In order to check the contractive condition (3.1) of Theorem 1, without loss of generality, we may take $x,y\in X$ such that $y⪯x$. Consider the following two possible cases.

Case 1. $0\le y\le x\le 1$. Then

${p}_{b}\left(fx,fy\right)={\left[max\left\{\frac{x}{\sqrt{2}\sqrt{1+x}},\frac{y}{\sqrt{2}\sqrt{1+y}}\right\}\right]}^{2}=\frac{{x}^{2}}{2\left(1+x\right)}$

and

${M}_{s}^{f}\left(x,y\right)=max\left\{{x}^{2},{x}^{2},{y}^{2},\frac{{x}^{2}+{max}^{2}\left\{y,\frac{x}{\sqrt{2}\sqrt{1+x}}\right\}}{2s}\right\}={x}^{2}.$

Thus, (3.1) reduces to

$\psi \left(2\cdot \frac{{x}^{2}}{2\left(1+x\right)}\right)=\frac{{x}^{2}}{1+x}\le {x}^{2}-\frac{{x}^{3}}{1+x}=\psi \left({x}^{2}\right)-\phi \left({x}^{2}\right).$

Case 2. $x=y\ge 1$. Then ${p}_{b}\left(fx,fy\right)=\frac{{x}^{2}}{4}$ and ${M}_{s}^{f}\left(x,y\right)={x}^{2}$, so (3.1) reduces to

$\psi \left(2\cdot \frac{{x}^{2}}{4}\right)=\frac{{x}^{2}}{2}\le {x}^{2}-\frac{{x}^{2}}{2}=\psi \left({x}^{2}\right)-\phi \left({x}^{2}\right).$

Hence, all the conditions of Theorem 1 are satisfied and f has a fixed point (which is $z=0$).

## 4 Common fixed point results in partial b-metric spaces

Let $\left(X,⪯,{p}_{b}\right)$ be an ordered partial b-metric space with the coefficient $s\ge 1$, and let $f,g:X\to X$ be two mappings. Set

${M}_{s}^{f,g}\left(x,y\right)=max\left\{{p}_{b}\left(x,y\right),{p}_{b}\left(x,fx\right),{p}_{b}\left(y,gy\right),\frac{{p}_{b}\left(x,gy\right)+{p}_{b}\left(y,fx\right)}{2s}\right\}.$

Now, we present the following definition.

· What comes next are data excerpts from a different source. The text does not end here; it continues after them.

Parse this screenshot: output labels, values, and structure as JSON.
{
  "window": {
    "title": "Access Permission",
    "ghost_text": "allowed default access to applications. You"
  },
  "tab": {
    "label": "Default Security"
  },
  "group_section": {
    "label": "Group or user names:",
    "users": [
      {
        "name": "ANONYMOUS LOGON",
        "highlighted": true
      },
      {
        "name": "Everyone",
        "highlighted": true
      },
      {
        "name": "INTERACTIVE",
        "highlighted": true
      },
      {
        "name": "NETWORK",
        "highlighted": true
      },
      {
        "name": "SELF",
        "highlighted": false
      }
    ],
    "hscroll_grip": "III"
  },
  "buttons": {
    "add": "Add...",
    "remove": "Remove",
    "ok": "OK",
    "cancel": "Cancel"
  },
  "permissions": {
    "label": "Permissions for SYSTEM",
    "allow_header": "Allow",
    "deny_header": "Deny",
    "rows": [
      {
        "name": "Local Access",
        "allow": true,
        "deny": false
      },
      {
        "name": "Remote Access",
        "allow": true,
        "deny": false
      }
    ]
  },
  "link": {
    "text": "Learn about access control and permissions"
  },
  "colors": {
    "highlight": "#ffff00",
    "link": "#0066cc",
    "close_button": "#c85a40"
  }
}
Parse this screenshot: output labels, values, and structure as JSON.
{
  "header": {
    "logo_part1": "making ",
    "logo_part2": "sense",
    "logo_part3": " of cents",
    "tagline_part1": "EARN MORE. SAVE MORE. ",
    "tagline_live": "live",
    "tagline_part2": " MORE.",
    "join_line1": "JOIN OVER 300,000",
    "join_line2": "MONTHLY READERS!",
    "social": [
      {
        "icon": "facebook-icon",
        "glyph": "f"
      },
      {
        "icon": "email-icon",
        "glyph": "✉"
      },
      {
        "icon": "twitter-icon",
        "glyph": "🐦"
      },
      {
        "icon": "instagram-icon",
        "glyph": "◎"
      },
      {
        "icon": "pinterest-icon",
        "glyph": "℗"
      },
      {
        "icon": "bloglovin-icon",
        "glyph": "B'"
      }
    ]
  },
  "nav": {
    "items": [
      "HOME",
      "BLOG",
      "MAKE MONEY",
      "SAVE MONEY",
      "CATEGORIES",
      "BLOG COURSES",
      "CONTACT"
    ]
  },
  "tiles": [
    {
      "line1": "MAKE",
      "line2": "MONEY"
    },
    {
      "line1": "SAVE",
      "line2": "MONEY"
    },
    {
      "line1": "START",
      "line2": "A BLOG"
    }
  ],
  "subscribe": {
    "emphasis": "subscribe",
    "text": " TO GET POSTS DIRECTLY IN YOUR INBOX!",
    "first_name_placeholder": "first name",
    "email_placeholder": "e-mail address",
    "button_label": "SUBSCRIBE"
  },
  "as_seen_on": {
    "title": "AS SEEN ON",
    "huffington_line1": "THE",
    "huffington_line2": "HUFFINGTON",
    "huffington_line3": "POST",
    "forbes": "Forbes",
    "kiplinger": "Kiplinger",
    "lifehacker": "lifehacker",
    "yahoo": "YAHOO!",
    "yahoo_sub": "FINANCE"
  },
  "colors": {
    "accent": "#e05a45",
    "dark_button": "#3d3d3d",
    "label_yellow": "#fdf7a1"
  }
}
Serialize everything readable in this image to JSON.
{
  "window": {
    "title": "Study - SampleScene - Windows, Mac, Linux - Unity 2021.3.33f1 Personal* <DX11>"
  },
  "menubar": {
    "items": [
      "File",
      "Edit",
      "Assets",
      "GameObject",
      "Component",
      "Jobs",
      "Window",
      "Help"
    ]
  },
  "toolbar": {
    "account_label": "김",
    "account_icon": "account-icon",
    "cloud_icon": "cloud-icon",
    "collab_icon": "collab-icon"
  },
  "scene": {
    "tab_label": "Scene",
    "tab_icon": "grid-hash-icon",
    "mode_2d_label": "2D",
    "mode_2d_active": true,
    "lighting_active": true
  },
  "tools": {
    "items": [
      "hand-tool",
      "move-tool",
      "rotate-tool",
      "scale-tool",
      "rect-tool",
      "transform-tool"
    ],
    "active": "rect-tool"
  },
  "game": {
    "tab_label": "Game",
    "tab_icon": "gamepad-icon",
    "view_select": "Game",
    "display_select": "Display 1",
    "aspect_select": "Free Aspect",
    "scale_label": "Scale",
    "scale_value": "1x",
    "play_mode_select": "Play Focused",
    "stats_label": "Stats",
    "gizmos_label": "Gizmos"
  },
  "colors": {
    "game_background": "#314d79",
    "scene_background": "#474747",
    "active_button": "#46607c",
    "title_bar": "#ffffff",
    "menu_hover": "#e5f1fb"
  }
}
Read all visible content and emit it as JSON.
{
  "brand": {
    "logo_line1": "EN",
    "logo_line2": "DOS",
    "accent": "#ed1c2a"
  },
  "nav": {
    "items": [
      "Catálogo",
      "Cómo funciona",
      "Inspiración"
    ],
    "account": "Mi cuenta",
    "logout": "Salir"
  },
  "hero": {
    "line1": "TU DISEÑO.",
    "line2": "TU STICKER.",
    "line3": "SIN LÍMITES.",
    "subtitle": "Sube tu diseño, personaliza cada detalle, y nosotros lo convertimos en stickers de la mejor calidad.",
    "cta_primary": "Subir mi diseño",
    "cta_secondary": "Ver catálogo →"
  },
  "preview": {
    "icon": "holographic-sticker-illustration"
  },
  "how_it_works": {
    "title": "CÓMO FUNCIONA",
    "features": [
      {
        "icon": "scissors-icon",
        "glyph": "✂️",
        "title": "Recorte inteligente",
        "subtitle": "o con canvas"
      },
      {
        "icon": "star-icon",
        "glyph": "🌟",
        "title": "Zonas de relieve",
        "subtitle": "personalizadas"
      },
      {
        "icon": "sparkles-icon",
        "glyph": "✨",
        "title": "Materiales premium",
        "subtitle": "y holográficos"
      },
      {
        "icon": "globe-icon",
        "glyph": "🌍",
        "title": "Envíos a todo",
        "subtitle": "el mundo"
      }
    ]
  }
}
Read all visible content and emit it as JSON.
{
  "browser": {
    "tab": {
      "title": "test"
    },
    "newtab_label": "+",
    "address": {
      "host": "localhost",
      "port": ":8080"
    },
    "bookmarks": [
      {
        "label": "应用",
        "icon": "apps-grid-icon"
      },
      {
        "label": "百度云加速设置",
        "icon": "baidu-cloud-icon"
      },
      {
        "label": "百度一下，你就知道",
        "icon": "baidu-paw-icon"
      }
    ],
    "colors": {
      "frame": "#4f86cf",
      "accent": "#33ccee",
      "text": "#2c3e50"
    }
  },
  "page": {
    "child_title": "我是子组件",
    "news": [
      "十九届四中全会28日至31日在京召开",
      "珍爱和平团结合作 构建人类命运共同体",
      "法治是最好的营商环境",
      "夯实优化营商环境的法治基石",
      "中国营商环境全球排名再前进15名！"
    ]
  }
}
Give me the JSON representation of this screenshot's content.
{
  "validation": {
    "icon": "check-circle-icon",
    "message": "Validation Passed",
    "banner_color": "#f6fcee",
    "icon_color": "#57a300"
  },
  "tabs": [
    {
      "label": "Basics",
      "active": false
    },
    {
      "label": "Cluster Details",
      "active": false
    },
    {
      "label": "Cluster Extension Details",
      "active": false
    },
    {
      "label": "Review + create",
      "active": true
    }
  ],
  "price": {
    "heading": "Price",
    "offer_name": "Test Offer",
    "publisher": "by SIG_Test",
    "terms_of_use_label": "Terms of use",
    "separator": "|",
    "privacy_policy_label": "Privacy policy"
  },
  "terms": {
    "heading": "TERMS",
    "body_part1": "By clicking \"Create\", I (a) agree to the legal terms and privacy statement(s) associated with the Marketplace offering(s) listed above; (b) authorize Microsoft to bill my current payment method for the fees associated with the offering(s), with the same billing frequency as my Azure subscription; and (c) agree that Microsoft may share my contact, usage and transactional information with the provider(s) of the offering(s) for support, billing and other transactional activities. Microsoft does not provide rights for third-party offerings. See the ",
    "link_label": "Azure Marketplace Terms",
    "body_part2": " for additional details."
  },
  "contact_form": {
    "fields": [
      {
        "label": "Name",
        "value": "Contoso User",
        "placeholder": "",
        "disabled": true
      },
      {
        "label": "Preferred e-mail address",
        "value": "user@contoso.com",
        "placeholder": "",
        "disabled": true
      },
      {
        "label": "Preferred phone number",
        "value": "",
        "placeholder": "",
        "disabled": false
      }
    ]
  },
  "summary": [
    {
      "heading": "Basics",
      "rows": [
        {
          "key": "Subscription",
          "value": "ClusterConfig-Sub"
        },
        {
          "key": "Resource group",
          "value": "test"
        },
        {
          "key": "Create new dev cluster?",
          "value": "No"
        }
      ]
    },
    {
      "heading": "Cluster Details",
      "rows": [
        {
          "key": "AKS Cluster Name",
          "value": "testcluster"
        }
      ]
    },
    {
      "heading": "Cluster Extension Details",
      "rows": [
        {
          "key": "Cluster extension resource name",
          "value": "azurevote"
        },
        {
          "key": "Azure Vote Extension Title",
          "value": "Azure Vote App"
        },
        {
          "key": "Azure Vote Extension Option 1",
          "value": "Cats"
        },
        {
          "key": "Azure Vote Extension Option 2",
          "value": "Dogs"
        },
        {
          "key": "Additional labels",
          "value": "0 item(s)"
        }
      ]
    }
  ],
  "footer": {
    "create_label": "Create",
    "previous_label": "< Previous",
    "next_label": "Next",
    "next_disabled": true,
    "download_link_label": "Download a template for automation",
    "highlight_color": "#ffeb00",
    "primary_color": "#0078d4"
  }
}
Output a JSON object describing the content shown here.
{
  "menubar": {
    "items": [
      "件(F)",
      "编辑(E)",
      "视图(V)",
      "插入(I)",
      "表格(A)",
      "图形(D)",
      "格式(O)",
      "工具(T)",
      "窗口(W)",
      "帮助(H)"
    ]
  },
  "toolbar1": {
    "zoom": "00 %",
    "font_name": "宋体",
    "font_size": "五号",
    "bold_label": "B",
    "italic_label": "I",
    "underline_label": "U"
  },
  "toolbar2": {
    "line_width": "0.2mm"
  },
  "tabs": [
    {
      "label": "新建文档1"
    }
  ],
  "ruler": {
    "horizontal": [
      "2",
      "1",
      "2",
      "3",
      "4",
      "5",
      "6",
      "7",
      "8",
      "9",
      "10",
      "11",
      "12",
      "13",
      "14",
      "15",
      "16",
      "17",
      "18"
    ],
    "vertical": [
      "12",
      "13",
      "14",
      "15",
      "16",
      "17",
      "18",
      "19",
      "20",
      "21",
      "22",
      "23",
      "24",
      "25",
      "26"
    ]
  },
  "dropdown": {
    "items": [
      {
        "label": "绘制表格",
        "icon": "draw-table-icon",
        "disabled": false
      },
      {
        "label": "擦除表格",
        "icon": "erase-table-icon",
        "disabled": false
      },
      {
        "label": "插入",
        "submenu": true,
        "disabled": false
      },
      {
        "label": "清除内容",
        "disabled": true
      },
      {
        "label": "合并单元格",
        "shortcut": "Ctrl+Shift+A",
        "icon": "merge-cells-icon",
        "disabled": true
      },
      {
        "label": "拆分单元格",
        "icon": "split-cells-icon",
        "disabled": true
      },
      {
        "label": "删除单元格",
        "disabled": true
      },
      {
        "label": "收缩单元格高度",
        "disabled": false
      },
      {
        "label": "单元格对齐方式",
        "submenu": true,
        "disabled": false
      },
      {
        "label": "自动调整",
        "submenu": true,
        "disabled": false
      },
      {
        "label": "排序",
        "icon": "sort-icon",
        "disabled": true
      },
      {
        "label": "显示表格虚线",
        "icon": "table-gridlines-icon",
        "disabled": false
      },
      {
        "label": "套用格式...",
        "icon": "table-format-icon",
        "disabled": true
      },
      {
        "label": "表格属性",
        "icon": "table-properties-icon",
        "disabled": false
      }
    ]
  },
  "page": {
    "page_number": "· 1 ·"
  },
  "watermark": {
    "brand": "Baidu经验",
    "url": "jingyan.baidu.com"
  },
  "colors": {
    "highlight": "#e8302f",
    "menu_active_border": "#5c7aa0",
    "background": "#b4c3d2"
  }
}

Definition 12 Let $\left(X,⪯,{p}_{b}\right)$ be an ordered partial b-metric space, and let ψ and φ be altering distance functions. We say that a pair $\left(f,g\right)$ of self-mappings $f,g:X\to X$ is a generalized ${\left(\psi ,\phi \right)}_{s}$-contraction pair if

$\psi \left({s}^{2}{p}_{b}\left(fx,gy\right)\right)\le \psi \left({M}_{s}^{f,g}\left(x,y\right)\right)-\phi \left({M}_{s}^{f,g}\left(x,y\right)\right)$
(4.1)

for all comparable $x,y\in X$.

Definition 13 [42]

Let $\left(X,⪯\right)$ be a partially ordered set. Then two mappings $f,g:X\to X$ are said to be weakly increasing if $fx⪯gfx$ and $gx⪯fgx$ for all $x\in X$.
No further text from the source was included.